Provided by Rita1652
Categories Lunch/Snacks
Time 4h20m
Yield 10-12 serving(s)
Number Of Ingredients 10
Steps:
- BBQ Sauce:.
- In medium bowl, combine vinegar, brown sugar, red pepper flakes, Worcestershire sauce, salt and hot pepper sauce. Divide sauce into two portions; set aside.
- Pulled Pork:.
- At least 1 hour before grilling, soak wood chips in enough water to cover; drain before using. Rub meat with salt and black pepper. In a charcoal grill with a cover, place preheated coals around a drip pan for medium indirect heat. Add 1/2 inch hot water to drip pan. Sprinkle half of the drained wood chips over the coals. Place meat on grill rack over drip pan. Cover and grill about 4 hours or until meat is very tender. Add more preheated coals (use a hibachi or a metal chimney starter to preheat coals), wood chips and hot water every 1 to 1 1/2 hours. Remove meat from grill; cover with foil and let stand for 20-30 minutes. Using a fork, shred meat into long, thin strands. Pour sauce over shredded meat; toss to coat. Serve on toasted buns. If desired, top meat with coleslaw. Serve remaining sauce on the side.

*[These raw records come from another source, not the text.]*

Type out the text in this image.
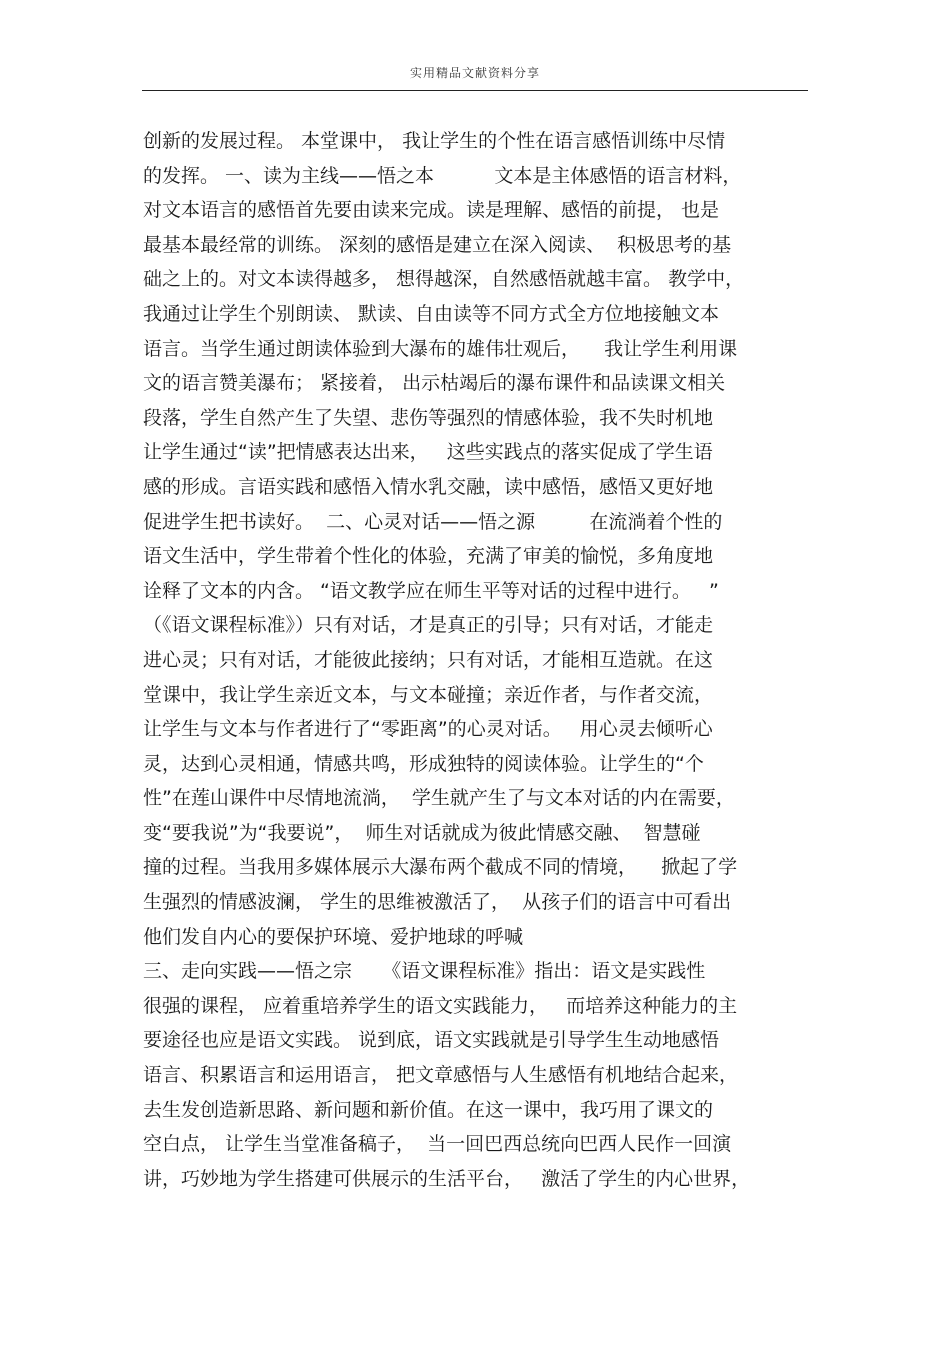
实用精品文献资料分享
创新的发展过程。 本堂课中， 我让学生的个性在语言感悟训练中尽情
的发挥。 一、读为主线——悟之本          文本是主体感悟的语言材料，
对文本语言的感悟首先要由读来完成。读是理解、感悟的前提， 也是
最基本最经常的训练。 深刻的感悟是建立在深入阅读、  积极思考的基
础之上的。对文本读得越多， 想得越深，自然感悟就越丰富。 教学中，
我通过让学生个别朗读、 默读、自由读等不同方式全方位地接触文本
语言。当学生通过朗读体验到大瀑布的雄伟壮观后，    我让学生利用课
文的语言赞美瀑布； 紧接着， 出示枯竭后的瀑布课件和品读课文相关
段落，学生自然产生了失望、悲伤等强烈的情感体验，我不失时机地
让学生通过“读”把情感表达出来，   这些实践点的落实促成了学生语
感的形成。言语实践和感悟入情水乳交融，读中感悟，感悟又更好地
促进学生把书读好。  二、心灵对话——悟之源         在流淌着个性的
语文生活中，学生带着个性化的体验，充满了审美的愉悦，多角度地
诠释了文本的内含。 “语文教学应在师生平等对话的过程中进行。   ”
（《语文课程标准》）只有对话，才是真正的引导；只有对话，才能走
进心灵；只有对话，才能彼此接纳；只有对话，才能相互造就。在这
堂课中，我让学生亲近文本，与文本碰撞；亲近作者，与作者交流，
让学生与文本与作者进行了“零距离”的心灵对话。   用心灵去倾听心
灵，达到心灵相通，情感共鸣，形成独特的阅读体验。让学生的“个
性”在莲山课件中尽情地流淌，  学生就产生了与文本对话的内在需要，
变“要我说”为“我要说”，  师生对话就成为彼此情感交融、  智慧碰
撞的过程。当我用多媒体展示大瀑布两个截成不同的情境，    掀起了学
生强烈的情感波澜， 学生的思维被激活了，  从孩子们的语言中可看出
他们发自内心的要保护环境、爱护地球的呼喊
三、走向实践——悟之宗     《语文课程标准》指出：语文是实践性
很强的课程， 应着重培养学生的语文实践能力，   而培养这种能力的主
要途径也应是语文实践。 说到底，语文实践就是引导学生生动地感悟
语言、积累语言和运用语言， 把文章感悟与人生感悟有机地结合起来，
去生发创造新思路、新问题和新价值。在这一课中，我巧用了课文的
空白点， 让学生当堂准备稿子，  当一回巴西总统向巴西人民作一回演
讲，巧妙地为学生搭建可供展示的生活平台，   激活了学生的内心世界，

- * Note: For gas grills, preheat and then turn off any burners directly below where the food will go. The heat circulates inside the grill, so turning the food is not necessary.

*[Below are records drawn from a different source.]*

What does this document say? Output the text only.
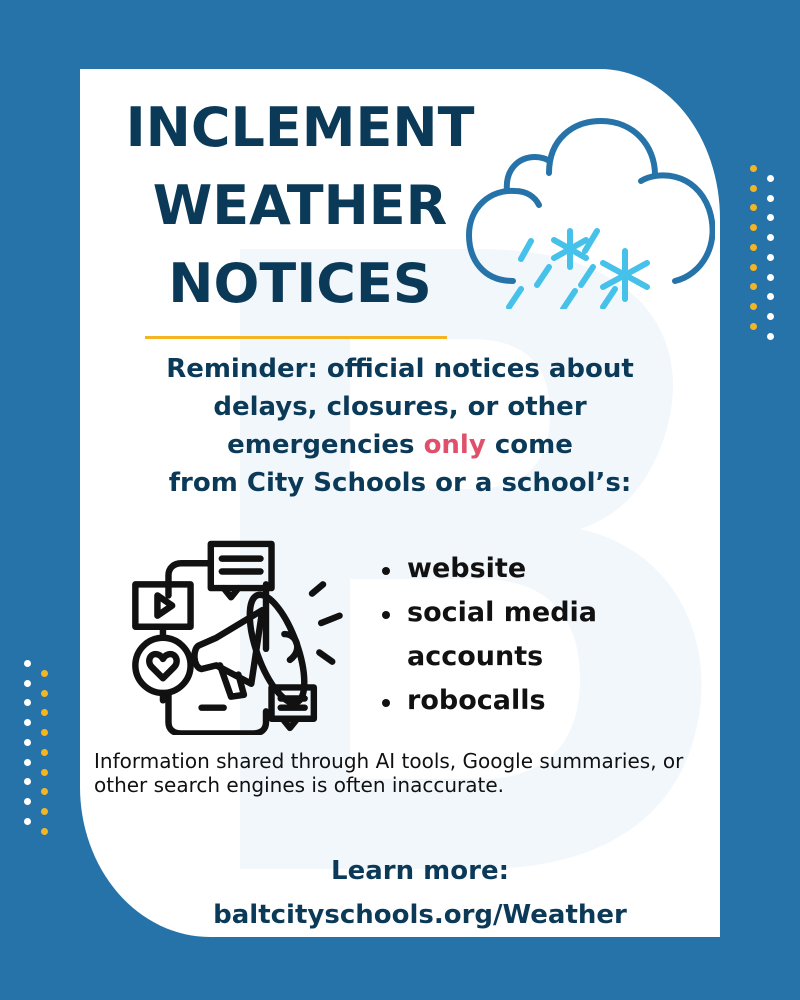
INCLEMENT
WEATHER
NOTICES
Reminder: official notices about
delays, closures, or other
emergencies only come
from City Schools or a school’s:
website
social media
accounts
robocalls
Information shared through AI tools, Google summaries, or other search engines is often inaccurate.
Learn more:
baltcityschools.org/Weather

Nutrition Facts : Calories 613, Fat 38.6, SaturatedFat 13.2, Cholesterol 128.9, Sodium 583.4, Carbohydrate 27.7, Fiber 1.1, Sugar 8.4, Protein 34.5
Tips:
- Choose a pork shoulder (also known as pork butt) that is at least 4 pounds. This will ensure that you have plenty of pulled pork for sandwiches.
- Use a good quality BBQ rub. A good rub will help to flavor the pork and give it a nice crust.
- Cook the pork shoulder low and slow. The ideal cooking temperature is between 225 and 250 degrees Fahrenheit. Cooking the pork at a low temperature will help to keep it moist and tender.
- Cook the pork shoulder until it reaches an internal temperature of 200 degrees Fahrenheit. Once the pork reaches this temperature, it will be fall-apart tender.
- Let the pork shoulder rest for at least 30 minutes before pulling it. This will help the juices to redistribute throughout the meat, making it even more tender and flavorful.
- Serve the pulled pork on toasted buns with your favorite toppings. Some popular toppings include coleslaw, BBQ sauce, and pickles.
Conclusion:
North Carolina-style spicy pulled pork sandwiches are a delicious and easy-to-make meal. By following these tips, you can make sure that your pulled pork sandwiches are perfect every time.